Olivier SCHWAB. (Fan aussi de votre site !)


----------



## pharmapetel (4 Avril 2011)

Oui, moi aussi j'avais remarqué ce problème de fluidité lorsque l'on scrolle des photos au doigt.. c'est un peu agaçant en effet. De toutes les manière j'ai rendu mon iPad 2 la semaine dernière à cause de halos de rétro-éclairage sur les fonds noirs (comme les bandes lors de la vision de films ou d'albums photo..)

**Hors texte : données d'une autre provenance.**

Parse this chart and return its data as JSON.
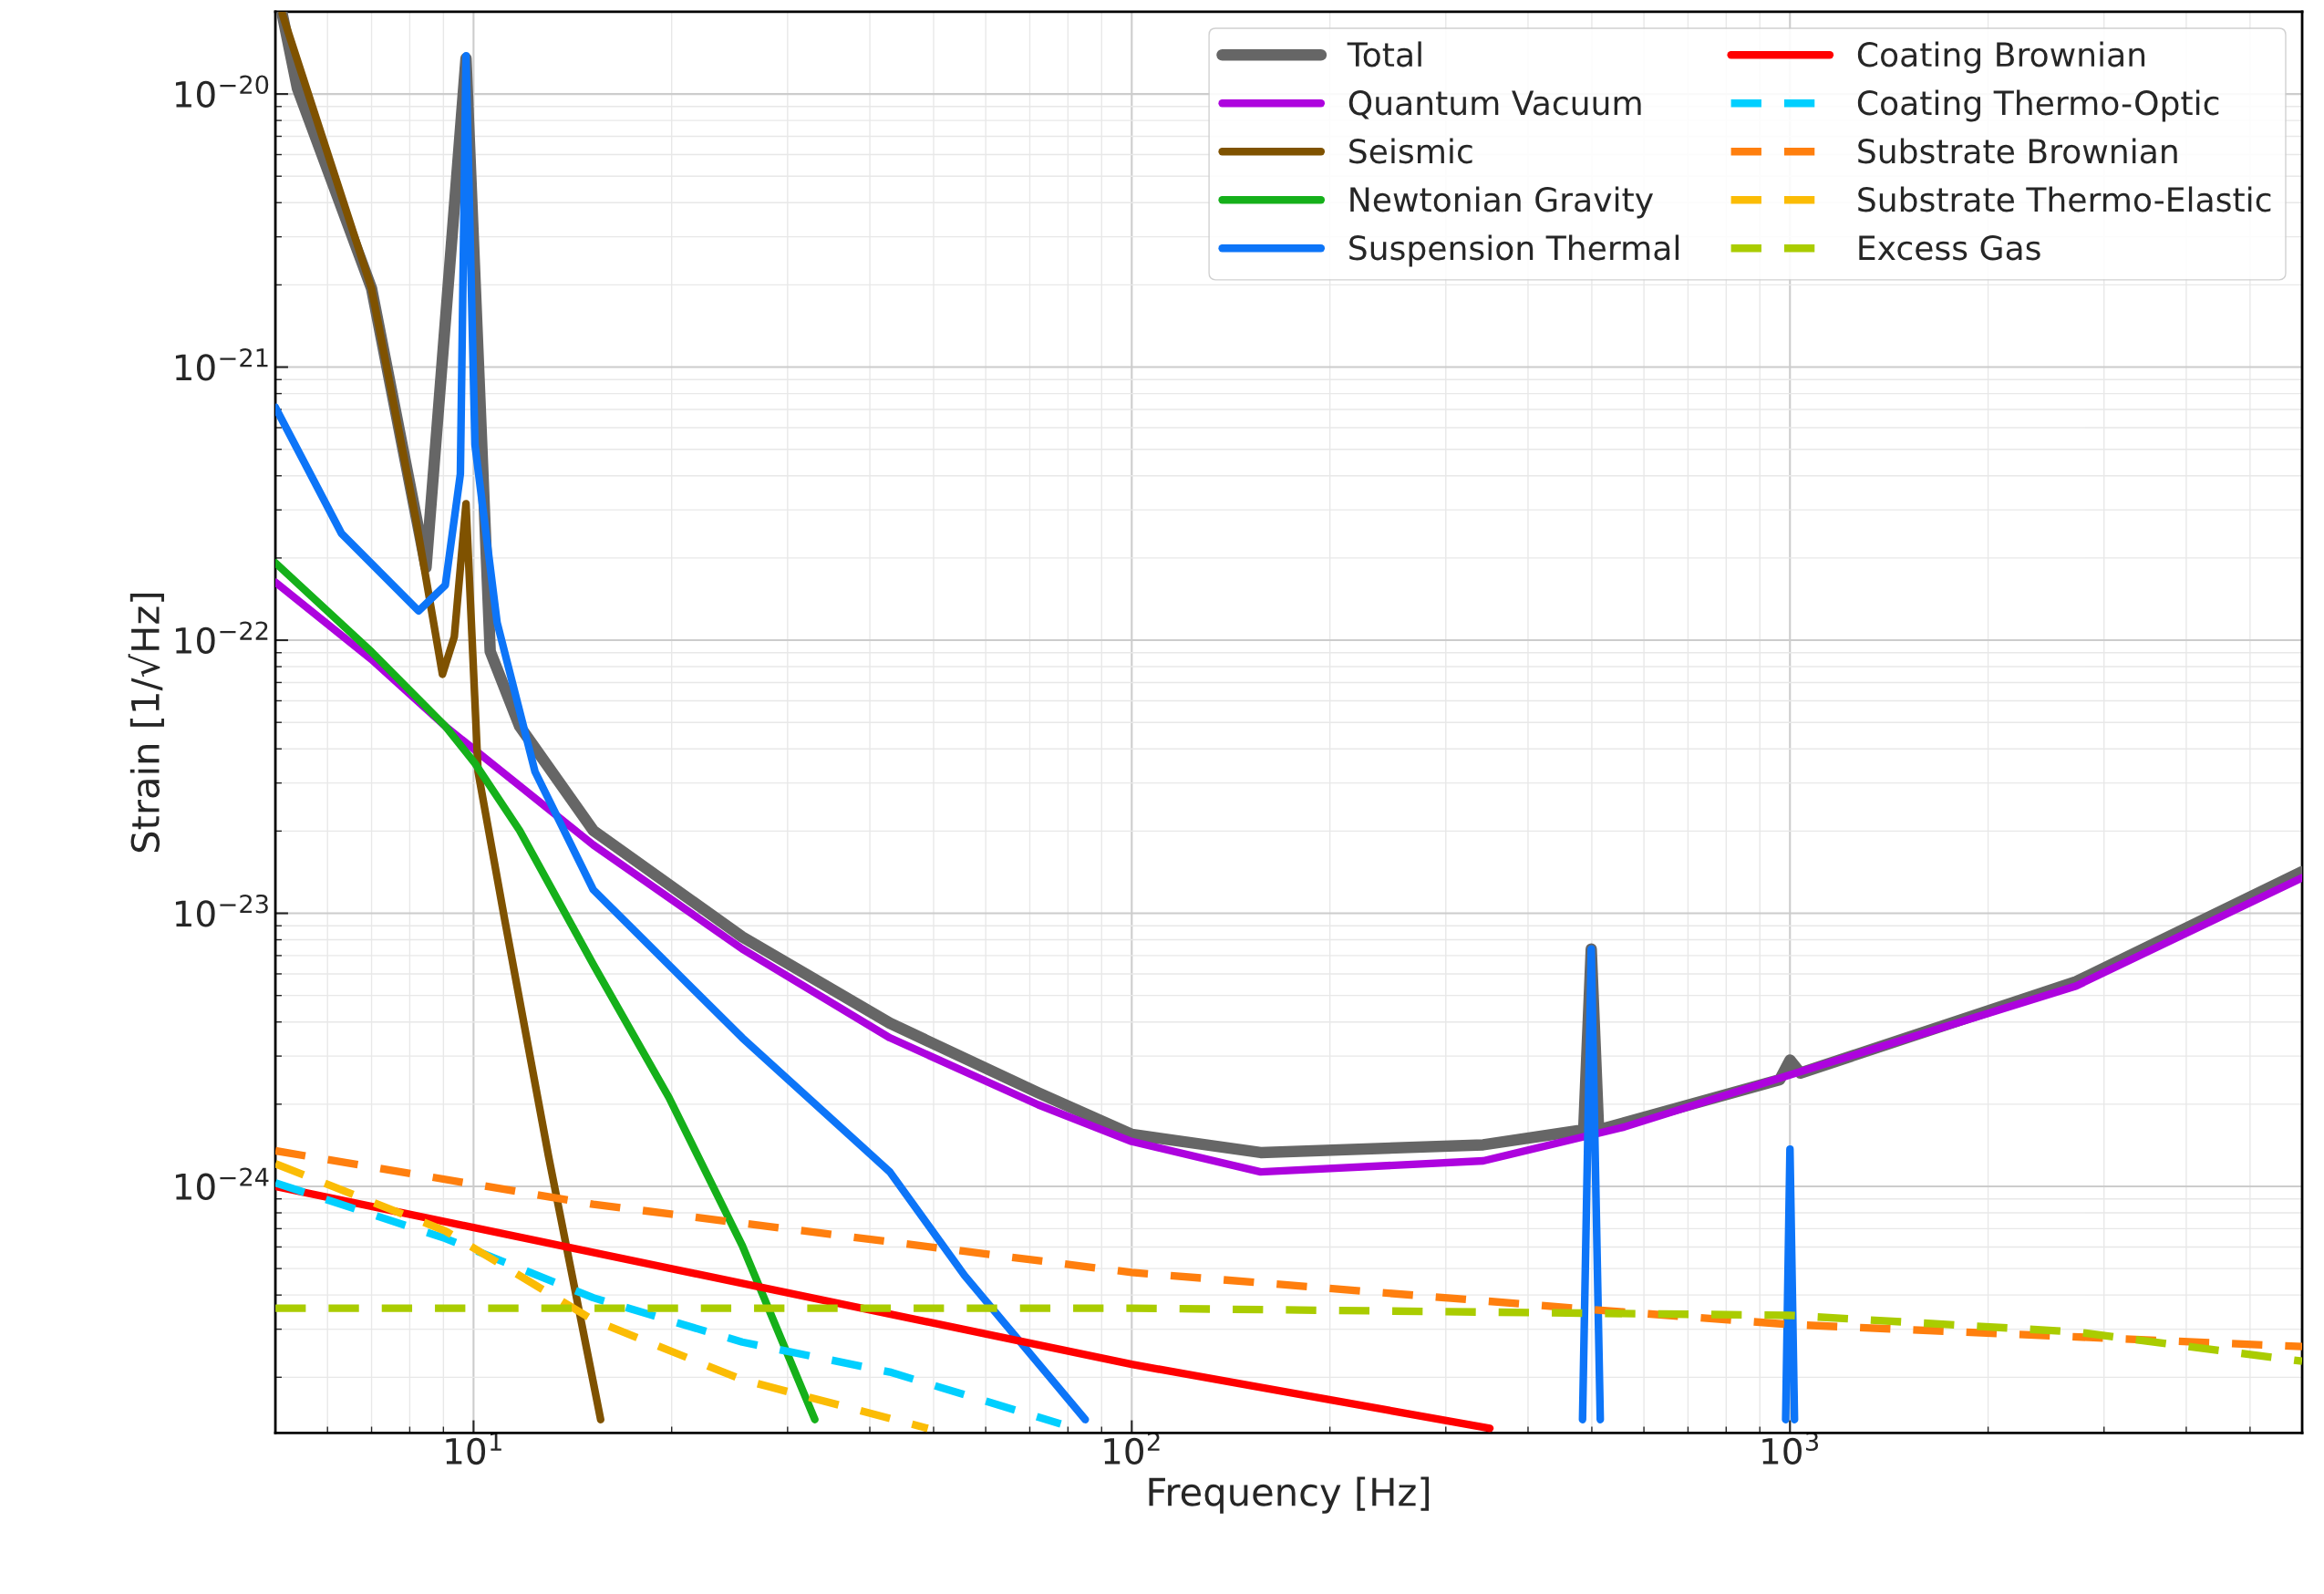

Et c'est vrai que peu d'utilisateurs font la remarque. Je pense que la plupart des gens qui ont acheté la v2 n'avaient pas la v1 avant et donc ne font pas la différence.. (ils doivent se dire: tient?! c'est comme android 
J'espère tout de même qu'une MAJ pourra résoudre ce problème qui pourrit un peu l'aspect "magique" de l'ipad.


----------



## Thr_ju (4 Avril 2011)

Il serait intéressant d'avoir des retours de personnes ayant un iPad 1 sous iOS 4.3 pour savoir s'ils ont le même problème...


----------



## Maxanto (4 Avril 2011)

J'ai fais une vidéo avec mon IPHONE 4 et on voit bien le probléme.(je fais défilé les photos en même temps sur l'IPAD 1 et 2 ).Je l'ai envoyé à un responsable SAV chez APPLE qui a bien voulu me prendre en ligne et il m'a contacté  soir  pour me dire qu'il me ferais un échange trés vite à cause de l'ecran jaune ....Il ne parle pas du souci de défilement ...J'ai aussi envoyé par mail une photo de l'IPAD 1 et 2 ou on voit bien  cet coloration JAUNE du 2.
Je ne sasi pas comment faire pour mettre  cette vidéo et photo en ligne sur le site de I GENERATION ???
Si vous pouvez m'aider ??
OLIVIER


----------



## Sparksangel (4 Avril 2011)

Bonjour à tous, je signale le même problème également pour moi, mais je suis sur une 4.3.. La 4.3.1 ne règlerait donc pas ce problème ?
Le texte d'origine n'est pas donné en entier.